Eradicating 401 "Unauthorised" responses followed by 200 "Ok" responses

Question

I’ve got a situation with a large internal corporate web based application running ASP.NET 3.5 on IIS6 generating 401 “Unauthorised” responses followed by 200 “Ok” responses (as profiled by Fiddler). I’m aware of why this happening (integrated auth forcing the browser to resend credentials) but I’m looking for some thoughts on how to minimise or eradicate the situation. The application in question is running in the WAN with some users experiencing latency of up to 250ms so forcing a subsequent request can have a noticeable impact on page load time, particularly when there are a number of cascading drop down lists on the pages making.

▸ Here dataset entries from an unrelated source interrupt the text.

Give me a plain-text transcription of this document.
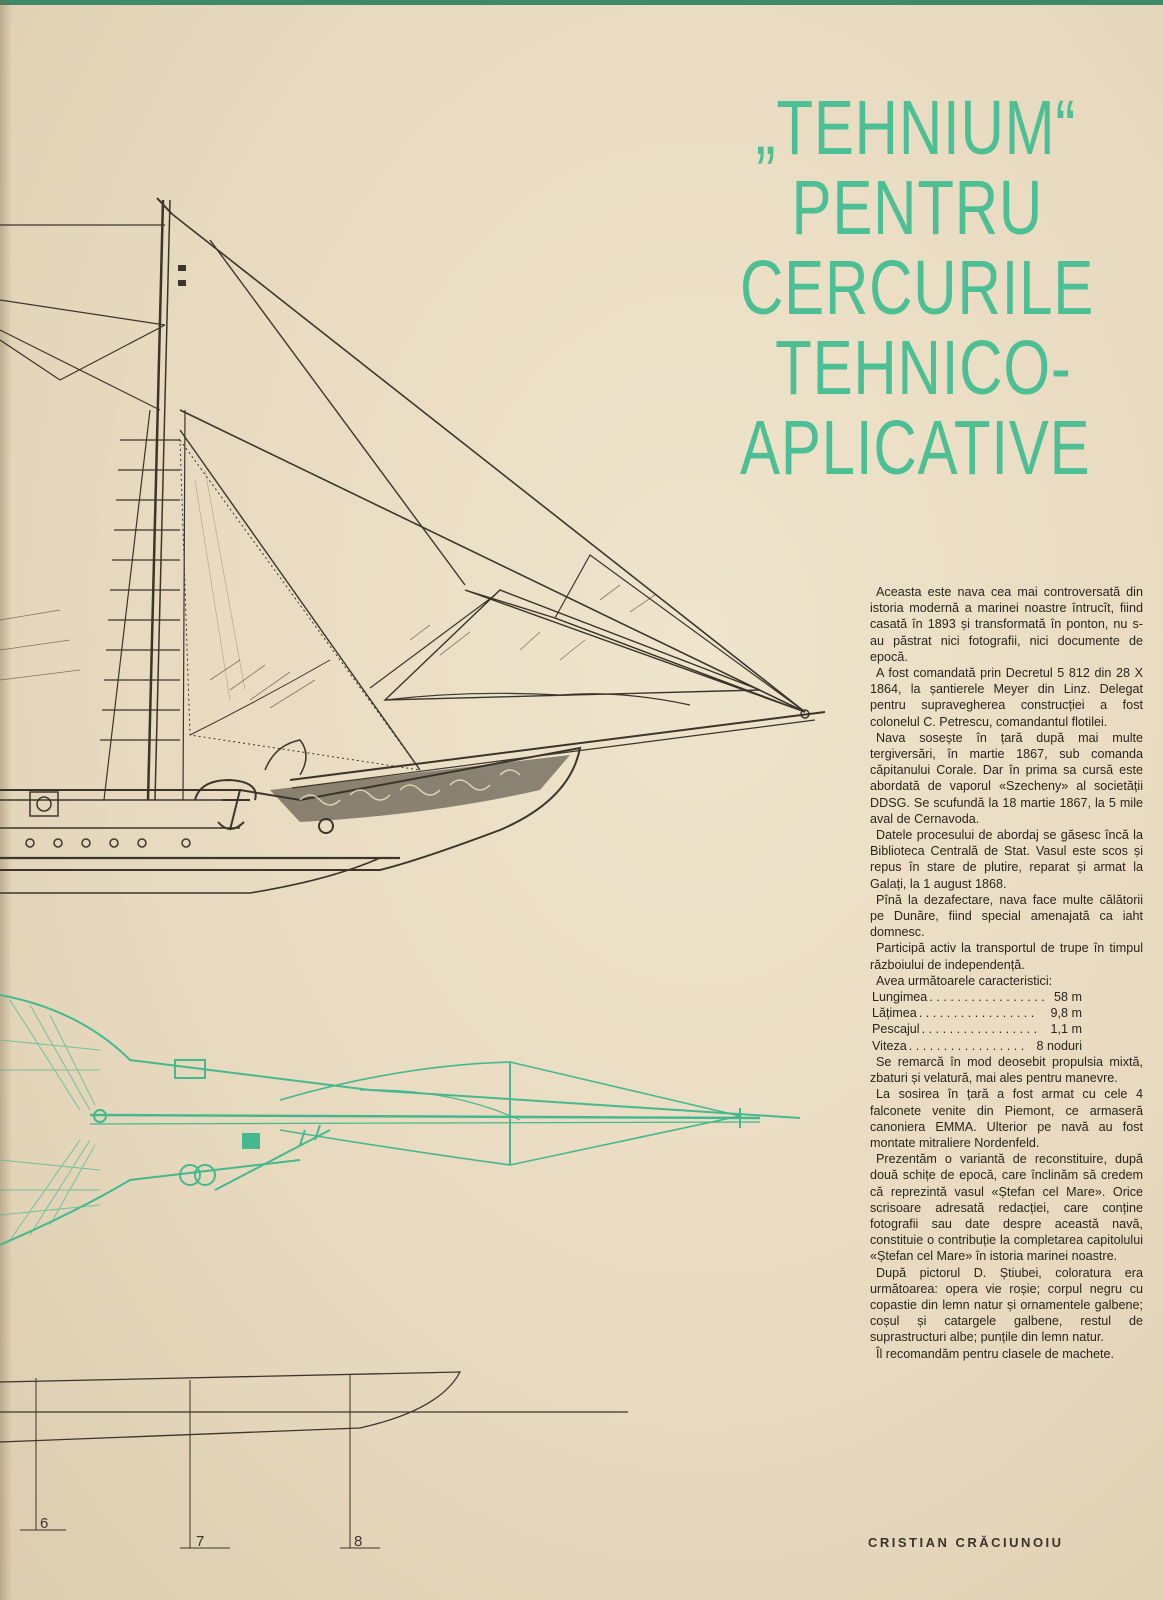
6
7	8
„TEHNIUM“
PENTRU
CERCURILE
TEHNICO-
APLICATIVE

Aceasta este nava cea mai controversată din istoria modernă a marinei noastre întrucît, fiind casată în 1893 și transformată în ponton, nu s-au păstrat nici fotografii, nici documente de epocă.

A fost comandată prin Decretul 5 812 din 28 X 1864, la șantierele Meyer din Linz. Delegat pentru supravegherea construcției a fost colonelul C. Petrescu, comandantul flotilei.

Nava sosește în țară după mai multe tergiversări, în martie 1867, sub comanda căpitanului Corale. Dar în prima sa cursă este abordată de vaporul «Szecheny» al societății DDSG. Se scufundă la 18 martie 1867, la 5 mile aval de Cernavoda.

Datele procesului de abordaj se găsesc încă la Biblioteca Centrală de Stat. Vasul este scos și repus în stare de plutire, reparat și armat la Galați, la 1 august 1868.

Pînă la dezafectare, nava face multe călătorii pe Dunăre, fiind special amenajată ca iaht domnesc.

Participă activ la transportul de trupe în timpul războiului de independență.

Avea următoarele caracteristici:

Lungimea . . . . . . . . . . . . . . . . . 58 m
Lățimea . . . . . . . . . . . . . . . . .	9,8 m
Pescajul . . . . . . . . . . . . . . . . .	1,1 m
Viteza . . . . . . . . . . . . . . . . . 8 noduri

Se remarcă în mod deosebit propulsia mixtă, zbaturi și velatură, mai ales pentru manevre.

La sosirea în țară a fost armat cu cele 4 falconete venite din Piemont, ce armaseră canoniera EMMA. Ulterior pe navă au fost montate mitraliere Nordenfeld.

Prezentăm o variantă de reconstituire, după două schițe de epocă, care înclinăm să credem că reprezintă vasul «Ștefan cel Mare». Orice scrisoare adresată redacției, care conține fotografii sau date despre această navă, constituie o contribuție la completarea capitolului «Ștefan cel Mare» în istoria marinei noastre.

După pictorul D. Știubei, coloratura era următoarea: opera vie roșie; corpul negru cu copastie din lemn natur și ornamentele galbene; coșul și catargele galbene, restul de suprastructuri albe; punțile din lemn natur.

Îl recomandăm pentru clasele de machete.

CRISTIAN CRĂCIUNOIU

The users of the application are internal within a managed desktop environment so mechanisms to force the browser to send credentials on the first request (is this even possible?) could be possible from a deployment perspective. This would work for pages requiring the user’s identity but for resources not requiring authentication (WebResource.axd, ScriptResource.axd and some custom web services), allowing anonymous auth would be possible. I’ve looked at defining this on a per location basis in the web.config but the results were mixed (still a number of 401 responses).

I’d appreciate any guidance on a “best practice” for dealing with this situation. There are a lot of resources out there identifying the problem but none that I’ve found providing a feasible solution.

Thanks!

Edit: Resources not requiring authentication (i.e. web services used for cascading drop down lists) can be requested anonymously through adding a location entry to the web config but I'm yet to find an answer for authenticated resources.

Answer 1

Unfortunately this is an artifact of the HTTP NTLM authentication scheme.

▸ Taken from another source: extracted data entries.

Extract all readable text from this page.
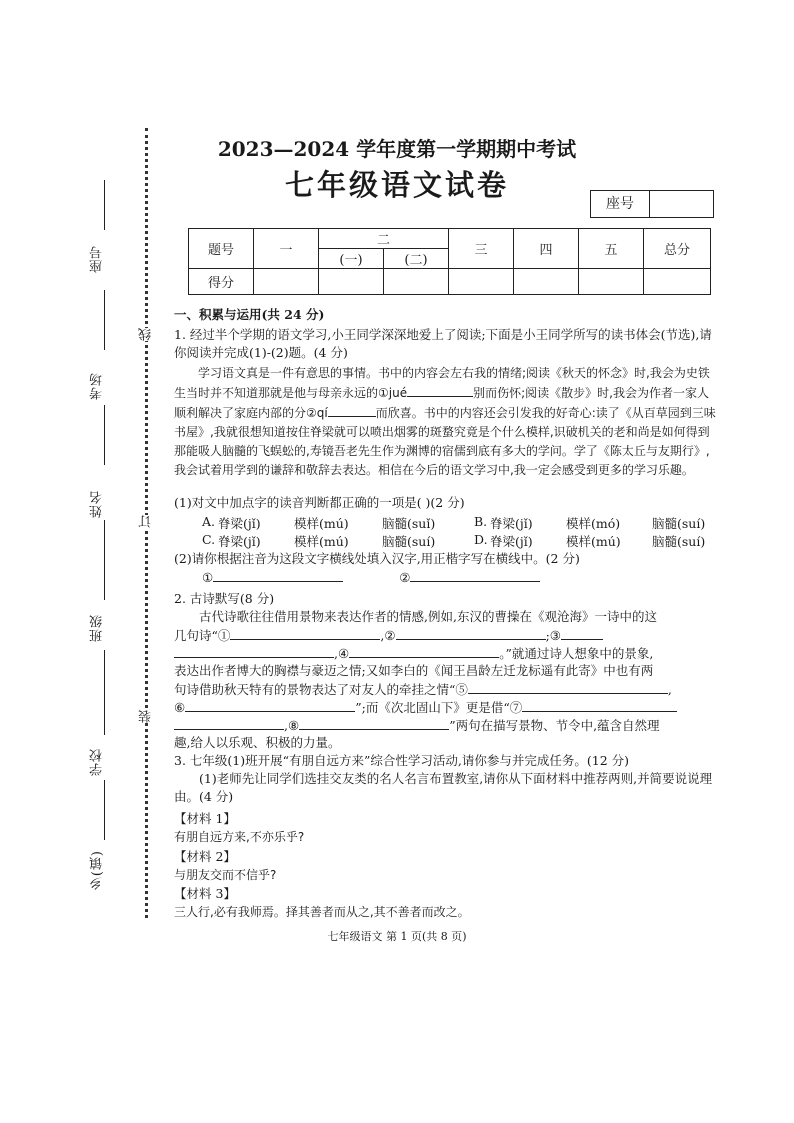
座号
考场
姓名
班级
学校
乡(镇)
线
订
装
2023—2024 学年度第一学期期中考试
七年级语文试卷
座号
题号	一	二		三	四	五	总分
		(一)	(二)				
得分							
一、积累与运用(共 24 分)
1. 经过半个学期的语文学习,小王同学深深地爱上了阅读;下面是小王同学所写的读书体会(节选),请你阅读并完成(1)-(2)题。(4 分)
学习语文真是一件有意思的事情。书中的内容会左右我的情绪;阅读《秋天的怀念》时,我会为史铁生当时并不知道那就是他与母亲永远的①jué	别而伤怀;阅读《散步》时,我会为作者一家人顺利解决了家庭内部的分②qí	而欣喜。书中的内容还会引发我的好奇心:读了《从百草园到三味书屋》,我就很想知道按住脊梁就可以喷出烟雾的斑蝥究竟是个什么模样,识破机关的老和尚是如何得到那能吸人脑髓的飞蜈蚣的,寿镜吾老先生作为渊博的宿儒到底有多大的学问。学了《陈太丘与友期行》,我会试着用学到的谦辞和敬辞去表达。相信在今后的语文学习中,我一定会感受到更多的学习乐趣。
(1)对文中加点字的读音判断都正确的一项是( )(2 分)
A. 脊梁(jǐ)	模样(mú)	脑髓(suǐ)	B. 脊梁(jǐ)	模样(mó)	脑髓(suí)
C. 脊梁(jǐ)	模样(mú)	脑髓(suí)	D. 脊梁(jǐ)	模样(mú)	脑髓(suí)
(2)请你根据注音为这段文字横线处填入汉字,用正楷字写在横线中。(2 分)
①	②
2. 古诗默写(8 分)
古代诗歌往往借用景物来表达作者的情感,例如,东汉的曹操在《观沧海》一诗中的这
几句诗“①	,②	;③
,④	。”就通过诗人想象中的景象,
表达出作者博大的胸襟与豪迈之情;又如李白的《闻王昌龄左迁龙标遥有此寄》中也有两
句诗借助秋天特有的景物表达了对友人的牵挂之情“⑤	,
⑥	”;而《次北固山下》更是借“⑦
,⑧	”两句在描写景物、节令中,蕴含自然理
趣,给人以乐观、积极的力量。
3. 七年级(1)班开展“有朋自远方来”综合性学习活动,请你参与并完成任务。(12 分)
(1)老师先让同学们选挂交友类的名人名言布置教室,请你从下面材料中推荐两则,并简要说说理由。(4 分)
【材料 1】
有朋自远方来,不亦乐乎?
【材料 2】
与朋友交而不信乎?
【材料 3】
三人行,必有我师焉。择其善者而从之,其不善者而改之。
七年级语文 第 1 页(共 8 页)
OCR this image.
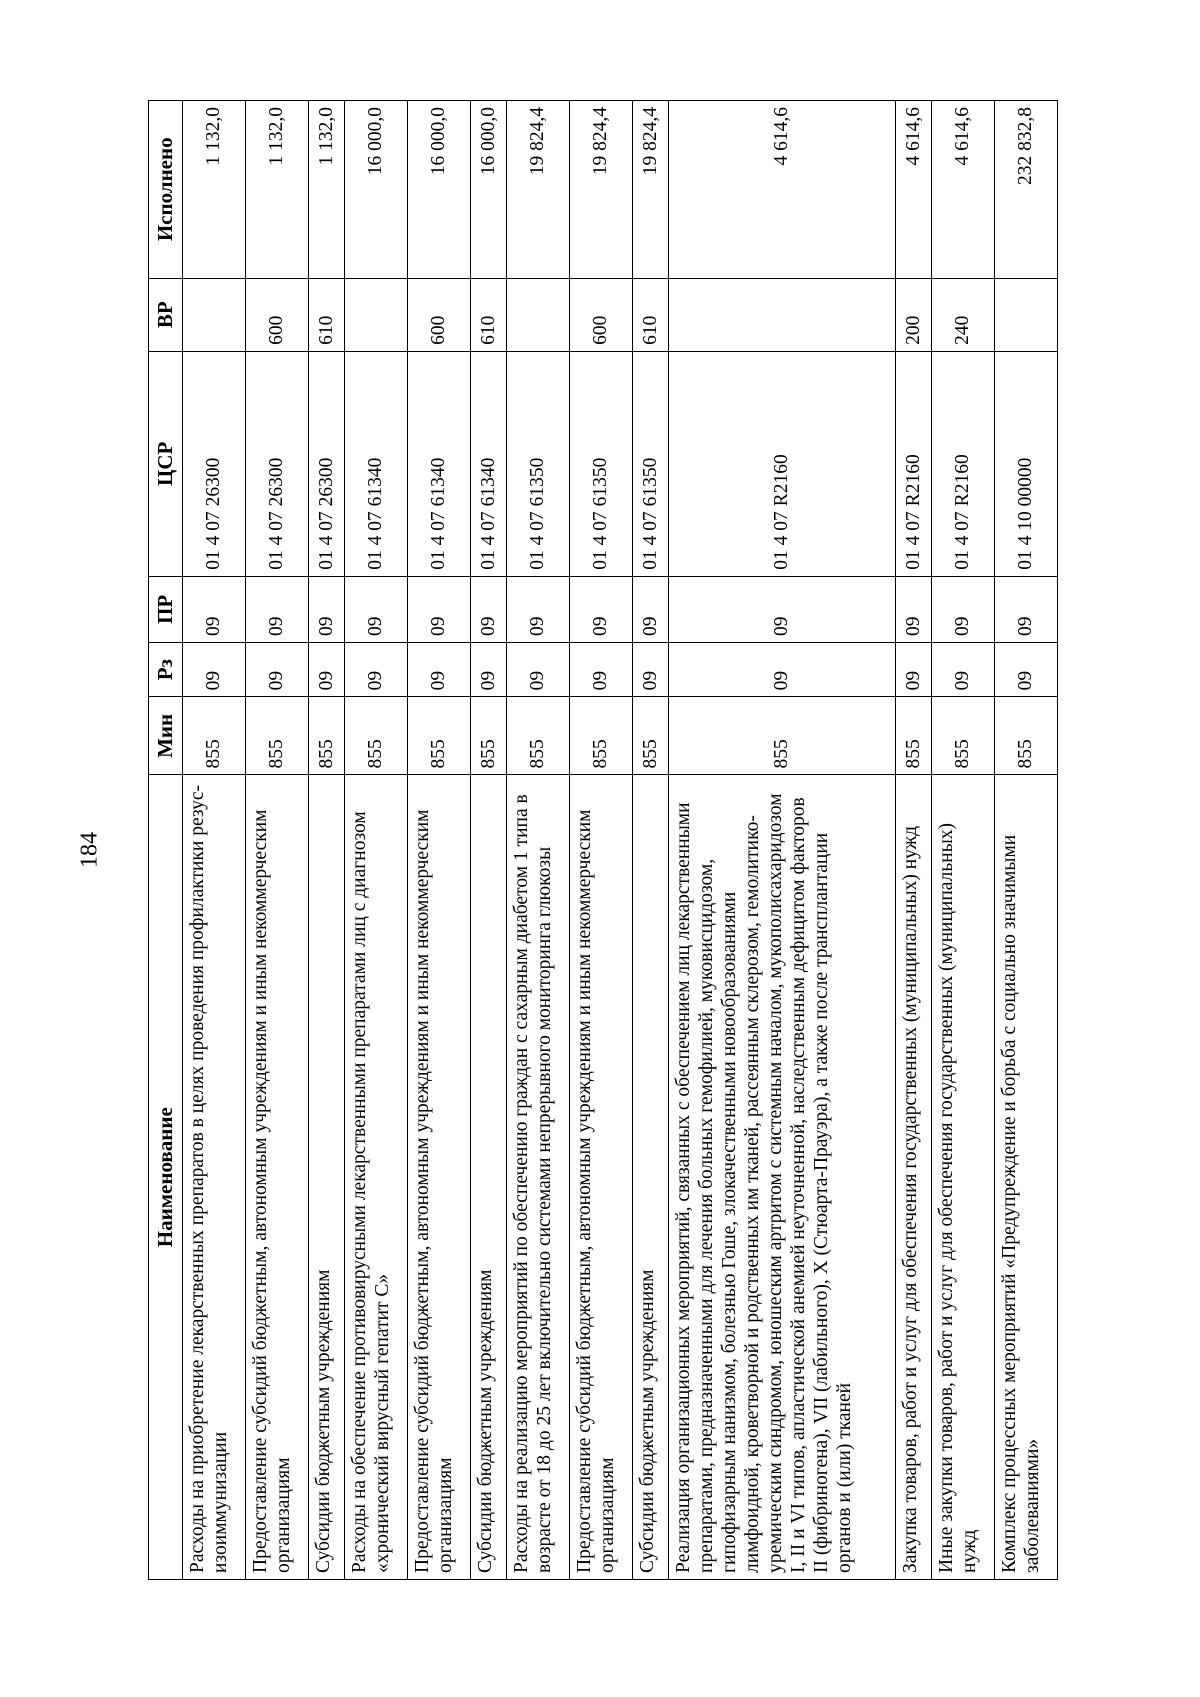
184
Наименование	Мин	Рз	ПР	ЦСР	ВР	Исполнено
Расходы на приобретение лекарственных препаратов в целях проведения профилактики резус-изоиммунизации	855	09	09	01 4 07 26300		1 132,0
Предоставление субсидий бюджетным, автономным учреждениям и иным некоммерческим организациям	855	09	09	01 4 07 26300	600	1 132,0
Субсидии бюджетным учреждениям	855	09	09	01 4 07 26300	610	1 132,0
Расходы на обеспечение противовирусными лекарственными препаратами лиц с диагнозом «хронический вирусный гепатит С»	855	09	09	01 4 07 61340		16 000,0
Предоставление субсидий бюджетным, автономным учреждениям и иным некоммерческим организациям	855	09	09	01 4 07 61340	600	16 000,0
Субсидии бюджетным учреждениям	855	09	09	01 4 07 61340	610	16 000,0
Расходы на реализацию мероприятий по обеспечению граждан с сахарным диабетом 1 типа в возрасте от 18 до 25 лет включительно системами непрерывного мониторинга глюкозы	855	09	09	01 4 07 61350		19 824,4
Предоставление субсидий бюджетным, автономным учреждениям и иным некоммерческим организациям	855	09	09	01 4 07 61350	600	19 824,4
Субсидии бюджетным учреждениям	855	09	09	01 4 07 61350	610	19 824,4
Реализация организационных мероприятий, связанных с обеспечением лиц лекарственными препаратами, предназначенными для лечения больных гемофилией, муковисцидозом, гипофизарным нанизмом, болезнью Гоше, злокачественными новообразованиями лимфоидной, кроветворной и родственных им тканей, рассеянным склерозом, гемолитико-уремическим синдромом, юношеским артритом с системным началом, мукополисахаридозом I, II и VI типов, апластической анемией неуточненной, наследственным дефицитом факторов II (фибриногена), VII (лабильного), X (Стюарта-Прауэра), а также после трансплантации органов и (или) тканей	855	09	09	01 4 07 R2160		4 614,6
Закупка товаров, работ и услуг для обеспечения государственных (муниципальных) нужд	855	09	09	01 4 07 R2160	200	4 614,6
Иные закупки товаров, работ и услуг для обеспечения государственных (муниципальных) нужд	855	09	09	01 4 07 R2160	240	4 614,6
Комплекс процессных мероприятий «Предупреждение и борьба с социально значимыми заболеваниями»	855	09	09	01 4 10 00000		232 832,8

In short, the browser (Internet Explorer or otherwise) doesn't know that it needs to authenticate at all until it gets bounced with a 401 response containing a WWW-Authenticate response header.

In the case of WWW-Authenticate: NTLM -- annoyingly enough -- it requires two 401 responses on a single persistent connection to complete, and this process must be repeated once the HTTP persistent connection is closed. So even if you were able to get the browser to initiate a request blindly attempting NTLM, at least one 401 response cannot be removed from the transaction.

I think your best bet would be to maximize the amount of time that persistent connections are left open when idle.

Answer 2

CSCRIPT.EXE c:\inetpub\adminscripts\ADSUTIL.VBS SET W3SVC/AuthPersistSingleRequest FALSE

Will reduce the amount of 401's significantly.